É preciso que se diga que o texto original das MPs era muito pior, no caso da MP 664, propunha um período de carência de 24 meses de contribuição para a concessão de pensão por morte, exceto para os casos de acidente do trabalho e doença profissional ou do trabalho. Também previa a absurda redução à metade em todas as novas pensões (com um adicional de apenas 10% por dependente), a redução do tempo das pensões, a diminuição do valor do auxílio doença, a privatização das perícias médicas do INSS, dentre outros graves itens.
Emendas propostas pela bancada do PSOL à MP 664 foram acatadas pelo relator e amenizam os estragos aos pensionistas. As emendas do PSOL eliminaram a redução em 50% nas pensões e a carência de 24 meses para a obtenção da pensão por morte – previstas na MP original, editada pelo governo. O texto do relator prevê prazo mínimo de 18 meses de contribuição para que a pensão por morte seja concedida para o cônjuge ou companheiro e de dois anos de casamento ou união estável.
Também foram aceitas pelo relator as emendas que vedavam a privatização das perícias médicas do INSS – ficando restritas às situações nas quais haja “impossibilidade” ou “incapacidade física ou técnica” de realização de perícias por parte do INSS.
Outras emendas propostas pelo PSOL, como a que impede a redução no valor do auxílio doença e a que mantém o auxílio-doença ao segurado que se filiar ao Regime Geral de Previdência Social já portador da doença ou da lesão, foram rejeitadas.
O relator também cometeu mais uma violência contra os brasileiros ao permitir o desconto de 8% sobre o benefício do Seguro-Desemprego, a título de contribuição para o INSS – uma espécie de fator previdenciário. Tal medida retirará cerca de R$ 2,6 bilhões anuais dos desempregados, enquanto grandes empresas continuam sendo beneficiadas com generosas desonerações nas contribuições para o INSS.
Já o projeto de lei de conversão da MP 665 prevê que o brasileiro deve trabalhar no mínimo 12 meses para ter acesso ao seguro desemprego, em uma primeira solicitação, e 9 meses, em uma segunda solicitação. A MP do governo propunha 18 e 12 meses, respectivamente – a legislação atual determina, em ambos os casos, 6 meses.
Em relação aos trabalhadores rurais o disparate permanece: eles terão que comprovar terem recebido salários nos 6 meses anteriores e terem sido empregados por pelo menos 15 dos últimos 24 meses. O tempo de concessão do seguro desemprego também muda para um período de no máximo 5 meses. A MP também altera regras do abono salarial e seguro defeso, concedido aos pescadores.

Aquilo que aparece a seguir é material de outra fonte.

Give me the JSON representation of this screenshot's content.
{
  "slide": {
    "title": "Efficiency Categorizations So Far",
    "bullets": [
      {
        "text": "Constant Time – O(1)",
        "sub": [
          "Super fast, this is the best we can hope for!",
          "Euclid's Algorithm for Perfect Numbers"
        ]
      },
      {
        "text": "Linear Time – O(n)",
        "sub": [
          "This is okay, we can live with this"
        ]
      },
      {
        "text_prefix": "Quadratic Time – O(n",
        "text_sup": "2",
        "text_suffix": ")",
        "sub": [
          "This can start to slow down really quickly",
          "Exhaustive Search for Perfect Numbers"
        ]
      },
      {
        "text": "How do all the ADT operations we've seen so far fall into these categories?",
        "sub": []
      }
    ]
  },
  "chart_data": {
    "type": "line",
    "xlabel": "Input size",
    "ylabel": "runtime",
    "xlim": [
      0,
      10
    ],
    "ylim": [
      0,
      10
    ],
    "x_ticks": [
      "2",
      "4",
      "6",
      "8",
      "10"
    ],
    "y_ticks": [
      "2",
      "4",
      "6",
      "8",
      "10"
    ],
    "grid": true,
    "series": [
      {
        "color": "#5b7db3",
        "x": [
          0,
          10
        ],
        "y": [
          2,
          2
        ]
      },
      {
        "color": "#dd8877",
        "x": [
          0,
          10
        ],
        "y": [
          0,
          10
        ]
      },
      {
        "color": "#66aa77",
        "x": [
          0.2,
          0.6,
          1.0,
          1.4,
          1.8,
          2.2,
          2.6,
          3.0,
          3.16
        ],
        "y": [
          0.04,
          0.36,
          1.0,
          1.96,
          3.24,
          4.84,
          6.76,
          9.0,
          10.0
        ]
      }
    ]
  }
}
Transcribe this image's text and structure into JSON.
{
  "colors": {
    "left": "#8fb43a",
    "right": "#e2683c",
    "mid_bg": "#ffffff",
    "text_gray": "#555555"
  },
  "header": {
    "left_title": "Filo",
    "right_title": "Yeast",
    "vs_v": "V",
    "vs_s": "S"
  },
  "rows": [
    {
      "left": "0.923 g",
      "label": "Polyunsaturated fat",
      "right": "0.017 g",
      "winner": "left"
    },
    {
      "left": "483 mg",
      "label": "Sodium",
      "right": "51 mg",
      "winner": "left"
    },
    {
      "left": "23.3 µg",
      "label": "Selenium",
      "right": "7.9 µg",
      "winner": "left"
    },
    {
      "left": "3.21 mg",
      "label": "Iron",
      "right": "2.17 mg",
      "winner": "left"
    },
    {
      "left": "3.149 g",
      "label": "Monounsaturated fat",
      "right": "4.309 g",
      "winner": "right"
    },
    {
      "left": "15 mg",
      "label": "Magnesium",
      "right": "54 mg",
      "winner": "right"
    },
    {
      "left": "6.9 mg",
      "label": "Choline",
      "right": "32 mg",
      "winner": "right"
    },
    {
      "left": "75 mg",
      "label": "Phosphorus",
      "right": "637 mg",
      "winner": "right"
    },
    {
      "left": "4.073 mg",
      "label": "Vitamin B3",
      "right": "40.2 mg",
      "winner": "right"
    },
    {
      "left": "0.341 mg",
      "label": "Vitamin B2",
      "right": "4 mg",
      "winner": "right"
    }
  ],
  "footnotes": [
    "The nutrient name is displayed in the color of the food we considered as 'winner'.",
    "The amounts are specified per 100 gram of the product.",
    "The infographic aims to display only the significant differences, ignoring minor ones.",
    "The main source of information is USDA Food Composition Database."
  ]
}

Na avaliação do PSOL, apesar do projeto de conversão ter reduzido o tempo de trabalho necessário para o trabalhador ter acesso ao seguro-desemprego (em relação à Medida Provisória), ainda assim, tal tempo está sendo duplicado, na primeira solicitação, e acrescido em 50% na segunda solicitação, em relação à legislação vigente antes da edição da MP.
Por todas as razões expostas acima, mantemos nossa posição contrária as MPs 664 e 665. Que toda justa indignação causada por ocasião da votação do PL 4330, também esteja presente agora. São direitos dos trabalhadores que estão sendo negociados como algo de menor importância para se promover o ajuste fiscal.